FOR a century, it has been a local laughing stock. A ‘Ghost Dam’ that held no water, a monument to a Swiss engineer’s spectacular oversight.
But nobody is laughing now.
Right now, in the relentless wet winter of February 2026, the Montejaque Dam has finally done what it was built to do: It has filled up.
And for the families currently sleeping on gymnasium floors in Ronda, evacuees from the valley below, the joke is officially over.

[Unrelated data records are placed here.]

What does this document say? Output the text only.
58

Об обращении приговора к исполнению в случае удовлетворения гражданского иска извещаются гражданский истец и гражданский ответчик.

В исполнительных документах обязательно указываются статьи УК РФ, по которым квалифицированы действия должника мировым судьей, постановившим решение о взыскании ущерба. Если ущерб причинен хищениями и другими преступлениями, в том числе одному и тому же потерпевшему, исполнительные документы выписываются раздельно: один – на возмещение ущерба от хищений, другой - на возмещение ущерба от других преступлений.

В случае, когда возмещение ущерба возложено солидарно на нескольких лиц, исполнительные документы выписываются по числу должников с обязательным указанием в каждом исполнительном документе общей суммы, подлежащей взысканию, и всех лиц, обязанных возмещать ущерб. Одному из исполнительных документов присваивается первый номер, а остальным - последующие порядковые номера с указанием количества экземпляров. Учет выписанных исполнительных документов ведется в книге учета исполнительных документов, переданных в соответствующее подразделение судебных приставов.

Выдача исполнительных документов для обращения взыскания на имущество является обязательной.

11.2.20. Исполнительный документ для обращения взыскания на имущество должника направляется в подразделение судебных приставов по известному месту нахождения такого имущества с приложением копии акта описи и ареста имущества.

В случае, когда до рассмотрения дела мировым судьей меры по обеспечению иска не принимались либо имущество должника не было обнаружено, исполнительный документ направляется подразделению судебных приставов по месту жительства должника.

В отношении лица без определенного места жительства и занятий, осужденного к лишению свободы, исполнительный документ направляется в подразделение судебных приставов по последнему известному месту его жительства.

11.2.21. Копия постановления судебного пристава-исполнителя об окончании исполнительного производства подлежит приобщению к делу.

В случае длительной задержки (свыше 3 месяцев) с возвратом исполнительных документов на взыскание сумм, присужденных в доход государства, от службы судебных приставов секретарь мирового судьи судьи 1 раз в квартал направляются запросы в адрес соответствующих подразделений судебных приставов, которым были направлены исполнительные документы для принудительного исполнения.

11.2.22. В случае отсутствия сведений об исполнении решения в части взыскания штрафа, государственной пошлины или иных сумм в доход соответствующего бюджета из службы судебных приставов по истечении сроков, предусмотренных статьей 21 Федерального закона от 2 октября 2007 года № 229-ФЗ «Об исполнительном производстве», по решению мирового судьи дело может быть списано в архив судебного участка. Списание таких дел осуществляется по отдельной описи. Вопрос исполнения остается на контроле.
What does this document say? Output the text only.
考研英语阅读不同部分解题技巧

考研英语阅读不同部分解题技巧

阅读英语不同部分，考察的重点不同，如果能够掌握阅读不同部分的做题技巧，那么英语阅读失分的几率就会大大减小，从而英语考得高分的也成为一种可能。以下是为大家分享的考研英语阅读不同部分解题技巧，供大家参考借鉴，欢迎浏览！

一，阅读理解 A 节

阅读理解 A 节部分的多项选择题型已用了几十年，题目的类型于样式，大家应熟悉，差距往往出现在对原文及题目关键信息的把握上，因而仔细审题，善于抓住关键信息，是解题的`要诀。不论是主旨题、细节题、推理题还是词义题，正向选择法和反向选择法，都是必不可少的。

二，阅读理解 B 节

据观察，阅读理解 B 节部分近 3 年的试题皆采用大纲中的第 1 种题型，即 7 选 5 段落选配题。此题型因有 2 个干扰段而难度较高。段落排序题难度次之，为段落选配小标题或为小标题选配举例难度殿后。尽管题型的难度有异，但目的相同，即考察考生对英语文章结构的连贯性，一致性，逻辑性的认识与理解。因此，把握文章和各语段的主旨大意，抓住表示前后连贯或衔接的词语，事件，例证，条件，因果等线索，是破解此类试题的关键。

The dam, sitting in the hills above Benaoján, is currently holding back millions of gallons of silt-brown water.
The subterranean caves that usually drain it are waterlogged, and the level is rising.
It is a terrifying sight. But it is important to separate fear from fact.
While the water ominously laps just centimetres from the rim, authorities have been quick to reassure the public that the structure itself is not going to fail.
When Swiss engineer Grüner built this ‘wafer-thin’ double-curvature arch 100 years ago, he produced something cutting-edge. It was a masterpiece of tension and geometry.
Despite its age, experts insist the concrete wall is more than strong enough to hold back the weight.
The dam won’t break. But the levee might just overtop.

The Limestone Flaw
Grüner’s genius overlooked one small, geological detail. The entire Montejaque-Benaoján district sits on porous limestone.
For 100 years, whenever it rained, the water simply bypassed his expensive wall, filtering through the ‘Swiss cheese’ rock and draining into the vast cave systems underneath.
Instead of providing the precious liquid Andalucía needed for drinking and hydro-electricity, the dam stood empty—a dry, concrete amphitheatre in the mountains.
Until now.
The sheer volume of rain this winter has overwhelmed the earth’s natural plumbing. The caves are full. The sponge is saturated. And so, the Ghost Dam has risen from the dead.

The Railway Connection
To understand why this is such a threat, you have to look back even further than Grüner, to the late Victorian era.
When British engineers built the Bobadilla-Algeciras railway—one of the world’s most spectacular lines—they faced a problem.
Andalucía is stubbornly mountainous, and trains don’t do hills. They need shallow gradients.
The solution? Build the tracks on the valley floors and flood plains.
This is why stations like Cortes, Gaucín, and Benaoján were built miles from their hilltop pueblos. And where the stations went, communities followed.
Pleasant hamlets like Estación de Benaoján grew up around the tracks, neat little societies straddling the river and the rails.
They are organic, thriving communities. On one particularly wet winter about 15 years ago, a little old English lady in Estación woke up to find the River Guadiaro had filled her swimming pool with malodorous mud.
Juan, a local bloke, turned up with a shovel and spent a week restoring it to pristine condition. He didn’t ask for money. He did it because that’s what neighbours do. That is the spirit of Estación.

Waiting for the water
Today, that spirit is being tested. The entire community has been evacuated.
They are leading a difficult existence in unfamiliar surroundings, hoping against hope that the water recedes or spills over gently in a ‘controlled overflow’, rather than surging down the valley in a torrent that could swamp their homes.
In the 1970s, Led Zeppelin reworked an old blues song, When the Levee Breaks.
It tells of a torrential rain that undermines everything people hold dear, and the helplessness of locals watching the water rise.
“Crying won’t help you, praying won’t do you no good.”
In the southern US states, the fear was that the earth walls (levees) would crumble.
Here in the Guadiaro valley, the concrete wall will stand firm.
But as the water creeps higher, the people of Estación de Benaoján are praying that the useless old dam doesn’t prove everyone wrong in the worst way possible.